Des problèmes osseux, digestifs, cutanés et psychiatriques à craindre
Pour les spécialistes, cette perte de poids importante des cyclistes n’est pas sans risques. Le médecin de l’équipe Cofidis Mathieu Muller relève qu’« une masse grasse trop faible entraîne ce que l’on appelle la triade de la sportive, c’est-à-dire le déficit d’apport énergétique qui conduit à l’absence de règles et ensuite à de l’ostéoporose ». Ce problème pourrait conduire à la longue à une fracture des cervicales et à la paraplégie. « La conséquence, ce sont des problèmes osseux, digestifs, cutanés et psychiatriques, comme de la dépression », ajoute le docteur. Il note que ces risques n’existe pas chez les hommes, chez qui on voit également des coureurs maigres comme le vainqueur du Tour en 2025 Tadej Pogacar.

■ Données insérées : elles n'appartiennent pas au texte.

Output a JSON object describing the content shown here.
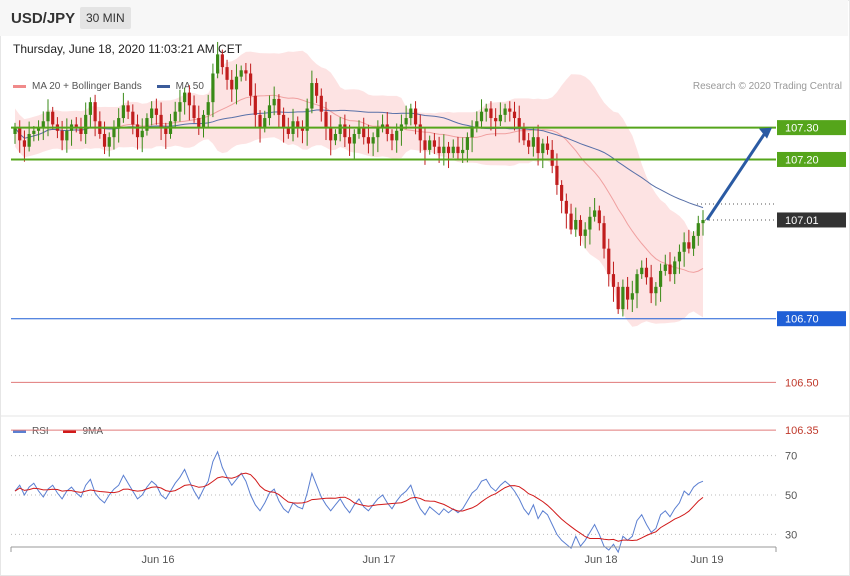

Des recommandations pour éviter la maigreur des cyclistes lors du Tour de France
Mais alors, que doivent faire les cyclistes féminins ? Les médecins leur conseillent de s’affûter pendant quelques semaines, car au-delà d’une certaine durée cela devient très problématique d’un point de vue médical. Idéalement, les coureuses devraient se fixer deux ou trois objectifs (courses) par saison et le reste de l’année reprendre absolument quelques kilos pour pouvoir miser sur le long terme. D’autres spécialistes de la nutrition plaident pour imposer une masse grasse minimum et interpellent l’UCI sur la nécessité de mettre en place un protocole pour protéger les athlètes d’une maigreur extrême.